- Aż się w sobie zakochacie! A teraz papa! Nie będziemy wam przeszkadzać! - odezwał się szczęśliwy Jisung i trzymając za rękę Minho, w podskokach ruszył do wyjścia z domu.

Na podjeździe już stał samochód Bina, którego wcześniej poprosili, żeby po nich podjechał. Chłopak wyszedł z auta i przywitał się z parą, po czym spojrzał na samochód obok.

- Skoro jest tu samochód Chana, to znaczy, że on też. Więc czemu on nie mógł was podwieźć?

- Długa historia Bin, ale po drodze ci opowiem, a teraz... kierunek dom Minho! - odpowiedział dalej cały szczęśliwy Han.

- Tak jest kapitanie! - odpowiedział, salutując i poszedł do drzwi auta, aby usiąść za kierownicą.

Gdy wszyscy już wsiedli i jechali do domu chłopaka, Jisung opowiadał Binowi ich plan, na co ten nie jeden raz wybuchał śmiechem.

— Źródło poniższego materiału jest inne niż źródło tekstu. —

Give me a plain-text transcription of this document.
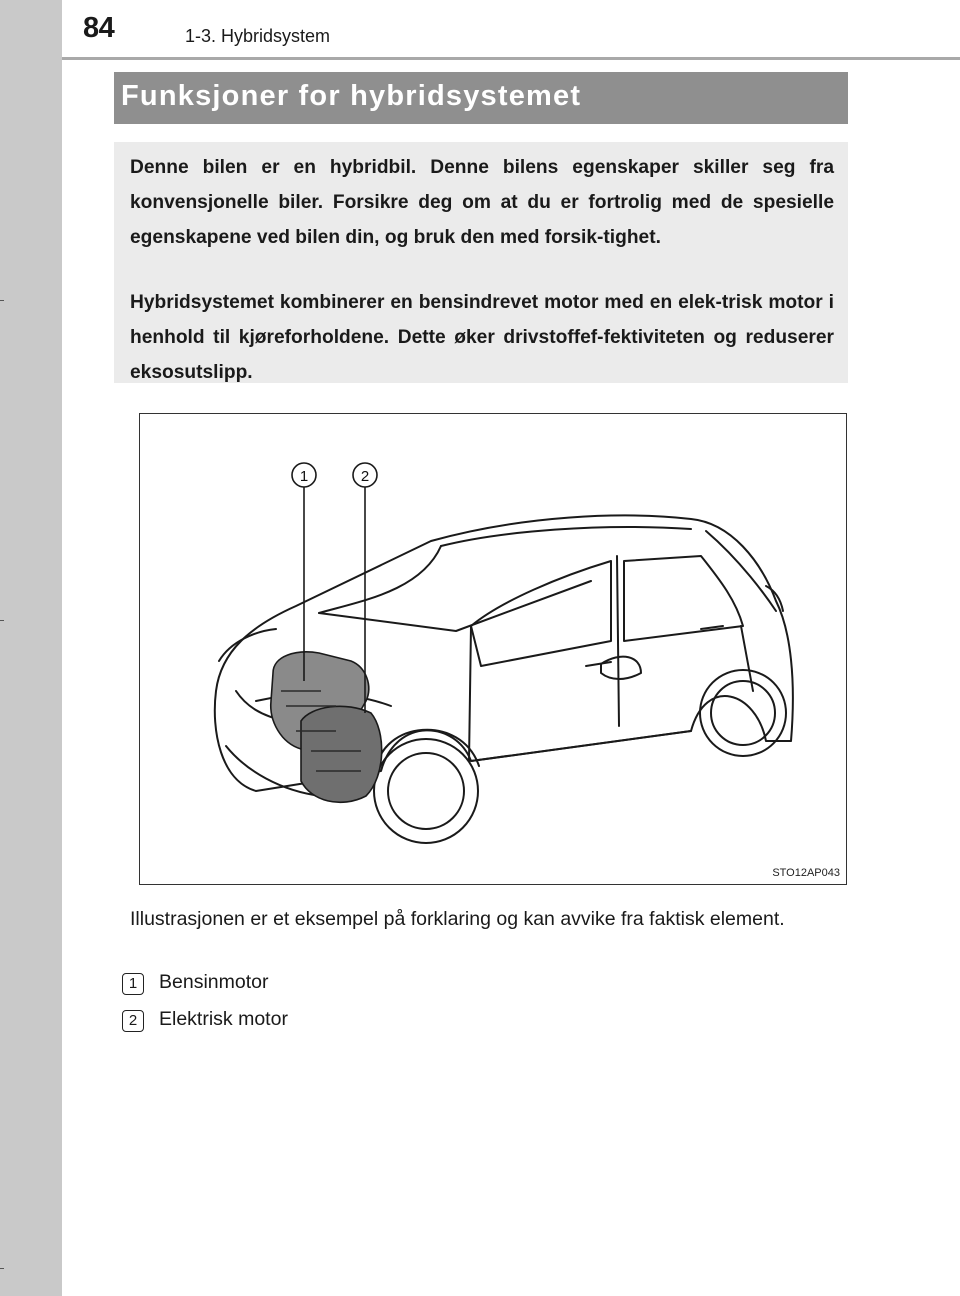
84	1-3. Hybridsystem
Funksjoner for hybridsystemet

Denne bilen er en hybridbil. Denne bilens egenskaper skiller seg fra konvensjonelle biler. Forsikre deg om at du er fortrolig med de spesielle egenskapene ved bilen din, og bruk den med forsik-tighet.

Hybridsystemet kombinerer en bensindrevet motor med en elek-trisk motor i henhold til kjøreforholdene. Dette øker drivstoffef-fektiviteten og reduserer eksosutslipp.

1	2
STO12AP043

Illustrasjonen er et eksempel på forklaring og kan avvike fra faktisk element.

1	Bensinmotor
2	Elektrisk motor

W tym czasie, dwójka zamknięta w pokoju, główkowała co zrobić. Przecież nie mogą tu siedzieć nie wiadomo jak dużo czasu.

- Może... zadzwonię do Bina? - zaproponował Chan - dzisiaj powinien mieć wolne, więc może by nam pomógł.

- Coś czuję, że to nie wypali, ale próbuj hyung - odezwał się zrezygnowany młodszy.

Nie wiedział co ich przyjaciołom strzeliło do głowy. Okej może i był samotny, ale się na to nie skarżył nikomu. No dobra, może i ostatnio trochę zapatrzył się na Chana, bo no kurde w końcu jest ideałem, ale no chyba nikt tego nie widział...

- Nie odbiera - z zamyśleń wyrwał go głos starszego - jeszcze ustawił sobie nową pocztę "Seungmin i Chan jestem na randce z siłownią proszę spierdzielać" - prychnął - Nie wierzę, że te szczury go wmieszały i on się zgodził.

- Jak stąd wyjdziemy to Sung tak oberwie, że się nie pozbiera i na dupe nie usiądzie bardziej niż po nocy u Minho!

- Ja się Minho zajmę! - odpowiedział mu Chan, kiwając głową.

- Dobra poszukajmy innego sposobu, żeby stąd wyjść, bo miałem w planie pospać - westchnął Seungmin i zaczął rozglądać się po pokoju - A może spróbujemy wypchnąć ten klucz i jednak otworzyć to wsuwką?

Tak więc wzięli jeden z ołówków Hana leżący na biurku i próbowali wypchnąć klucz. Męczyli się tak dobre kilkanaście minut, aż w końcu zrezygnowani usiedli na podłodze przed drzwiami.

- Nie wierzę! Oni musieli ten klucz czymś przywiązać! Inaczej by wyszedł! - Wydarł się Seungmin, machając rękami na wszystkie strony - Niech ja ich tylko dorwę...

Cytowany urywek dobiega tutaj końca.